Another notable quality of the conference is the distinguished outside speakers this meeting is able to attract. Speakers have included Nobel Prize awardees, a Shaw Prize winner (the Asian equivalent of the Nobel), and several members of the National Academy of Science during the past 10 years. Because of the “personality” of this meeting, several of the outside speakers have chosen to continue to attend the conference in future years as attendees themselves even though the oral cavity is not the focus of their research.
The Annual Meeting of the Oral Immunology/Microbiology Research Group (OIMRG) is also known as The Mark Wilson Conference, named in honor of its founder, Mark Wilson, PhD, 1950–2000. In keeping with Mark’s original concept, the meeting is held over a long weekend during late January or early February and consists of three scientific sessions, each focusing on a distinct area of oral immunology and microbiology.

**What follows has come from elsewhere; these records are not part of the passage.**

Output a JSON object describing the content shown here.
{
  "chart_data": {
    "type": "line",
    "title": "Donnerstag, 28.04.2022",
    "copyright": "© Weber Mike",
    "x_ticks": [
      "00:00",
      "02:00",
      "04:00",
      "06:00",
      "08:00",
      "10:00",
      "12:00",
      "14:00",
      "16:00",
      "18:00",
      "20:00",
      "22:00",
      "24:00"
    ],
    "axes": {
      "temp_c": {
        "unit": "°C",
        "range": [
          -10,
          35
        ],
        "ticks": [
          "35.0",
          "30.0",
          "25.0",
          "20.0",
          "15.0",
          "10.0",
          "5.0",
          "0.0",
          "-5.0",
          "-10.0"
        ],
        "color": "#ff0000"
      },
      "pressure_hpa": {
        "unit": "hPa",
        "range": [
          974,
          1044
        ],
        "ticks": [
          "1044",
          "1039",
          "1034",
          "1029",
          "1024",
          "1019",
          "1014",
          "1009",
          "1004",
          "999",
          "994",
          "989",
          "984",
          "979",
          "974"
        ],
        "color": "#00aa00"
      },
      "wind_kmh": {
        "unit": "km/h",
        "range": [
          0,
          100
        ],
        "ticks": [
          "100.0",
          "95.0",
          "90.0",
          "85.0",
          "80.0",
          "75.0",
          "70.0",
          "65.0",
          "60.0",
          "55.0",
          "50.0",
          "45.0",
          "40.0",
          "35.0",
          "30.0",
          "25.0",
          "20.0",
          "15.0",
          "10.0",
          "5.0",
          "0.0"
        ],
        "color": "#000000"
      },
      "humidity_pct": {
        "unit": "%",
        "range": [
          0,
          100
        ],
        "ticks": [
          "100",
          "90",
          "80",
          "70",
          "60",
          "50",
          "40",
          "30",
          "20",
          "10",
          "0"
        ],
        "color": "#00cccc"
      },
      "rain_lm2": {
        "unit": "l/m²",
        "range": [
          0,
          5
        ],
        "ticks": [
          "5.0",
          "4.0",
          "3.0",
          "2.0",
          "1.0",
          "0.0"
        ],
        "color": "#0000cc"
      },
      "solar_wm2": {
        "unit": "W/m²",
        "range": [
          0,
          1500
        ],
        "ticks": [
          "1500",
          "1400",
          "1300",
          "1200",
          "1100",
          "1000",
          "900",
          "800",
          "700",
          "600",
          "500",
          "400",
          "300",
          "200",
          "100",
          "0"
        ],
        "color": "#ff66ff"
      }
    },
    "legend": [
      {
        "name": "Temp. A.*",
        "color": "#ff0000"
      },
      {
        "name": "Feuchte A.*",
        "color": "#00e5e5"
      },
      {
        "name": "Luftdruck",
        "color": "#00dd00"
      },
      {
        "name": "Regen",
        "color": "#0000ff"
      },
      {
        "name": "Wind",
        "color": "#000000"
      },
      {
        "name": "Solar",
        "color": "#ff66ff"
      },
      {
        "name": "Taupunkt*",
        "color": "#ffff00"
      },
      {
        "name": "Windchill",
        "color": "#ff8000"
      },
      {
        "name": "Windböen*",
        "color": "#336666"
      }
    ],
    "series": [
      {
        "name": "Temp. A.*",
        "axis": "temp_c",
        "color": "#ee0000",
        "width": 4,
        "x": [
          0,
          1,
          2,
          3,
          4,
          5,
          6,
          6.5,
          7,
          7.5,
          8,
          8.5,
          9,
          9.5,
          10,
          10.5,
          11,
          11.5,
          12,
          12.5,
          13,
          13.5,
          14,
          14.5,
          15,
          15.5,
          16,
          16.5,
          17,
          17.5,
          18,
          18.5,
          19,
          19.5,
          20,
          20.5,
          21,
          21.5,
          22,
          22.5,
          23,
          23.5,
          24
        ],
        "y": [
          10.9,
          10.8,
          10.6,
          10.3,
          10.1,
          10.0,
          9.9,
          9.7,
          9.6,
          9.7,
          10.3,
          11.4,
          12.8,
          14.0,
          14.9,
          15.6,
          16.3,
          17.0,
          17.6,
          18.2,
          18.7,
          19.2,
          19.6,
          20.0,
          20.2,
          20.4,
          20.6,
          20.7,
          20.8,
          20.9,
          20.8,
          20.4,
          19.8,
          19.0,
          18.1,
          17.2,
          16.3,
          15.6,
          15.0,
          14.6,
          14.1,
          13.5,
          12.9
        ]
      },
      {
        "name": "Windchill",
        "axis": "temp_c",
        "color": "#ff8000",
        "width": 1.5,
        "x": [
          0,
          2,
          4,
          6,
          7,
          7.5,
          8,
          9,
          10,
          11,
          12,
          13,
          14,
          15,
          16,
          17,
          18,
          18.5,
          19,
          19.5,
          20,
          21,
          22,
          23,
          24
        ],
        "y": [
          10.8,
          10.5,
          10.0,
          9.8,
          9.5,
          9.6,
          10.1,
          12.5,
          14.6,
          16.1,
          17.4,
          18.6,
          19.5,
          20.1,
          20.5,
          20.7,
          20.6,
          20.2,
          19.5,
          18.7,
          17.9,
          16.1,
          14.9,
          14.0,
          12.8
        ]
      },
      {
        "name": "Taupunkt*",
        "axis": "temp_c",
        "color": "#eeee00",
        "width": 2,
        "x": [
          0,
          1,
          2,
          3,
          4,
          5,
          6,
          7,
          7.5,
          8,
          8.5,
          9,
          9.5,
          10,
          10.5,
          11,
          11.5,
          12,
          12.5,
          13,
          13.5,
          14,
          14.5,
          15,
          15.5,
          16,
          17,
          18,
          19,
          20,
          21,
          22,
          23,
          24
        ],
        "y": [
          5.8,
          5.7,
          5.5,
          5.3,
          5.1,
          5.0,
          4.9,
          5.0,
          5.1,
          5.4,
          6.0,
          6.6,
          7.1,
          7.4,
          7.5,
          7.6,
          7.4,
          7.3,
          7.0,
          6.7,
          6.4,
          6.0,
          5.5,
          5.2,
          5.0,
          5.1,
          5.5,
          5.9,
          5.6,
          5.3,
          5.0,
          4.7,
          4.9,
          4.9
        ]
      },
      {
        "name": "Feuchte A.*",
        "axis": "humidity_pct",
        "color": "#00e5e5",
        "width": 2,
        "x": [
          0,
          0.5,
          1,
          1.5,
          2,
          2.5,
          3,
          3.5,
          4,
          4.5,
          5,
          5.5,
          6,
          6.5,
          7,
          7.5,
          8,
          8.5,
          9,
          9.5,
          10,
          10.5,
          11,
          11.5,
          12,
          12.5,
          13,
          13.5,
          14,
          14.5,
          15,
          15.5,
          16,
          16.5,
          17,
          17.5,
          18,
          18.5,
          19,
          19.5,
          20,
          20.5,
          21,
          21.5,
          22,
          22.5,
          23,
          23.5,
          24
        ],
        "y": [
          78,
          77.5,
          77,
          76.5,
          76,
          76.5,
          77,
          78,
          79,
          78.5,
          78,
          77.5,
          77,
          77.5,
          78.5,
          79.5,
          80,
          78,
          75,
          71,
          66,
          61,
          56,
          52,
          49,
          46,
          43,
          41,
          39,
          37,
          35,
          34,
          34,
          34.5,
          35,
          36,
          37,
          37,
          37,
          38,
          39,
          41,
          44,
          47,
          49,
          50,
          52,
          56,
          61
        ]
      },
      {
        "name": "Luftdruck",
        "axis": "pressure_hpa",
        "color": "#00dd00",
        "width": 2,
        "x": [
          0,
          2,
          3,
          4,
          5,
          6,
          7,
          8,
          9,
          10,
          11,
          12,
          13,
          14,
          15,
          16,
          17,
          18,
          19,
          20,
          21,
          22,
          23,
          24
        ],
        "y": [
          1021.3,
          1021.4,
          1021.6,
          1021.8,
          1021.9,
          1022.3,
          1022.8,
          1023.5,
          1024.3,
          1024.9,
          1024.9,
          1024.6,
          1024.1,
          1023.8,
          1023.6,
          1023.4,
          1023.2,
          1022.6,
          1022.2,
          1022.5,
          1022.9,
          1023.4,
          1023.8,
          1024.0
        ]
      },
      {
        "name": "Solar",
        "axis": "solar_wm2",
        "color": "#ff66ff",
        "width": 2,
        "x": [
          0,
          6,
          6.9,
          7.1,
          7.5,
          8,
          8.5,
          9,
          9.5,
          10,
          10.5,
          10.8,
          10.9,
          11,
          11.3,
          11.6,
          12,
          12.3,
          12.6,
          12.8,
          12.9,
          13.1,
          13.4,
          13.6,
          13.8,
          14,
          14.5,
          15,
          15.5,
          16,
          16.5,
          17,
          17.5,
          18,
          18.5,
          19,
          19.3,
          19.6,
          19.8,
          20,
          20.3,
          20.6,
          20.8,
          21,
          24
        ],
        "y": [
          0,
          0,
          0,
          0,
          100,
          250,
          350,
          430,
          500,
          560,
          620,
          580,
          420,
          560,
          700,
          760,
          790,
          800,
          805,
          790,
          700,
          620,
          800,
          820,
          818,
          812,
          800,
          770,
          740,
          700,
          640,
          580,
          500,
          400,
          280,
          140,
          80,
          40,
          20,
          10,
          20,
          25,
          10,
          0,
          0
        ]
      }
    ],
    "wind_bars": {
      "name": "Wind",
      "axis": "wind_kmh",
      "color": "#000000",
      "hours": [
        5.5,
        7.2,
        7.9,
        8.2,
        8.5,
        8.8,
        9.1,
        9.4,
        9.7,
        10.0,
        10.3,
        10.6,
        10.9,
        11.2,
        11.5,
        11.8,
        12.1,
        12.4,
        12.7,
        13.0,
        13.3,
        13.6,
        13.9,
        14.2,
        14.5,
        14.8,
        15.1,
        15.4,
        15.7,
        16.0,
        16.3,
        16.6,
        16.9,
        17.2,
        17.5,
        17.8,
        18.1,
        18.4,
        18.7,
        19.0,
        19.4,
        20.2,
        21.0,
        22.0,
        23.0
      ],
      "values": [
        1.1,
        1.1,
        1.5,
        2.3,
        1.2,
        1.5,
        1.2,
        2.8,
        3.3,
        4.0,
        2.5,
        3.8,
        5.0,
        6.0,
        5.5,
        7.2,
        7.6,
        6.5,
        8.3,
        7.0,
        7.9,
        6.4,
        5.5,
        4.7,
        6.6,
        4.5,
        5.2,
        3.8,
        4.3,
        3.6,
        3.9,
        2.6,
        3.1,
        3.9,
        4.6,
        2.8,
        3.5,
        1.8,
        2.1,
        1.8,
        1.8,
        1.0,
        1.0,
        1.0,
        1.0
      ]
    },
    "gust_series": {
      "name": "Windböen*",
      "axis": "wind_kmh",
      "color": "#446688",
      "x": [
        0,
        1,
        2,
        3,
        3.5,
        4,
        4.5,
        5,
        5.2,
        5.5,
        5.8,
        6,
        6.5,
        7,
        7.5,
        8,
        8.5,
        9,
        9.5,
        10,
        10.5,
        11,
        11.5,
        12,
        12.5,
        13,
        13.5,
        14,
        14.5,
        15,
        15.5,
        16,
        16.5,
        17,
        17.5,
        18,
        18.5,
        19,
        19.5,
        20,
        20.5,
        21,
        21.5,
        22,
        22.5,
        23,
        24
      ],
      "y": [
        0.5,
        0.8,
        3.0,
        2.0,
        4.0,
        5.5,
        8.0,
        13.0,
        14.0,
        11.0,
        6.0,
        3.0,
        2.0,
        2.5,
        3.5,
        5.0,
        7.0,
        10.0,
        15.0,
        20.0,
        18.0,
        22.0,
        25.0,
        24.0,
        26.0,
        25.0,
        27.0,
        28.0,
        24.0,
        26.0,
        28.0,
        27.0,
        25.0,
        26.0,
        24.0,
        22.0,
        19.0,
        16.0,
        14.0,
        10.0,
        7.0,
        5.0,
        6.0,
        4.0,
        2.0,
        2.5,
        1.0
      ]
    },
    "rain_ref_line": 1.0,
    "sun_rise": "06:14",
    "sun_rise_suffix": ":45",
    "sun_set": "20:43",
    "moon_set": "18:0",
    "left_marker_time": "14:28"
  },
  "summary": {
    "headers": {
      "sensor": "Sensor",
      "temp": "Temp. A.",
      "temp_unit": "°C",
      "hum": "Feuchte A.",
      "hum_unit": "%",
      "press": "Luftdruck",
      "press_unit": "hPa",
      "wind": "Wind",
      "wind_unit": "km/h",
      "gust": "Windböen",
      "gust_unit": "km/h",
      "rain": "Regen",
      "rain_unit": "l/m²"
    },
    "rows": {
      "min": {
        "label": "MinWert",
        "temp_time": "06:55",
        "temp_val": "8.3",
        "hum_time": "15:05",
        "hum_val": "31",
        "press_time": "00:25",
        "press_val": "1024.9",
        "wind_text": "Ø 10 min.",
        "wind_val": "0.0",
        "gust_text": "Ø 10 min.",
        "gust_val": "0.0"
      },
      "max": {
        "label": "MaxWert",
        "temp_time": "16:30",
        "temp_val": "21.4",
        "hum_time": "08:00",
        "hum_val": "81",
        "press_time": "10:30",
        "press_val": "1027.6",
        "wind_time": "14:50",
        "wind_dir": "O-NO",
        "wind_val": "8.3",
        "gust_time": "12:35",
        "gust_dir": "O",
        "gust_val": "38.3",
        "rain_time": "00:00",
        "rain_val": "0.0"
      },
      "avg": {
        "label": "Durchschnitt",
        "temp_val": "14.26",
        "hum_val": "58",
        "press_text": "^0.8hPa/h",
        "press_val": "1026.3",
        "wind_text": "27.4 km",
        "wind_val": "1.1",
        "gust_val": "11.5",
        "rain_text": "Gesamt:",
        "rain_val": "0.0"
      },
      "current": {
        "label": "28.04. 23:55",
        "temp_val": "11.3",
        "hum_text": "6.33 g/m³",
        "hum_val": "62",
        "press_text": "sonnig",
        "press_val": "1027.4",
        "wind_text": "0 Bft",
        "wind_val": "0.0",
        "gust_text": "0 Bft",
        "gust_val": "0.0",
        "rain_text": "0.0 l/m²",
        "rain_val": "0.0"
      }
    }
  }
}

The scientific sessions run from 8:00 a.m.–12:00 p.m. Saturday, Sunday, and Monday. This year’s topics are:
- Saturday: Cross-talk between the Host and the Oral Microbiota
- Sunday: Pathogenic Strategies of Oral Microbiota
- Monday: Emerging Areas in Translational Oral Medicine
Sessions begin with a keynote address by an invited speaker. Small group breakout sessions for continuing scientific discussions from the morning are held in the afternoons.
The meeting starts on Friday evening with a reception, breakfast is served prior to each session, and a dinner banquet is held on Sunday evening. All group meals/special events (reception, three breakfasts, and dinner banquet) are included in the registration fee and to further maintain Mark’s original meeting concept, registered participants are welcome to bring one companion to each meal. Additional companions are welcome at an additional charge, which must be paid at the time of registration.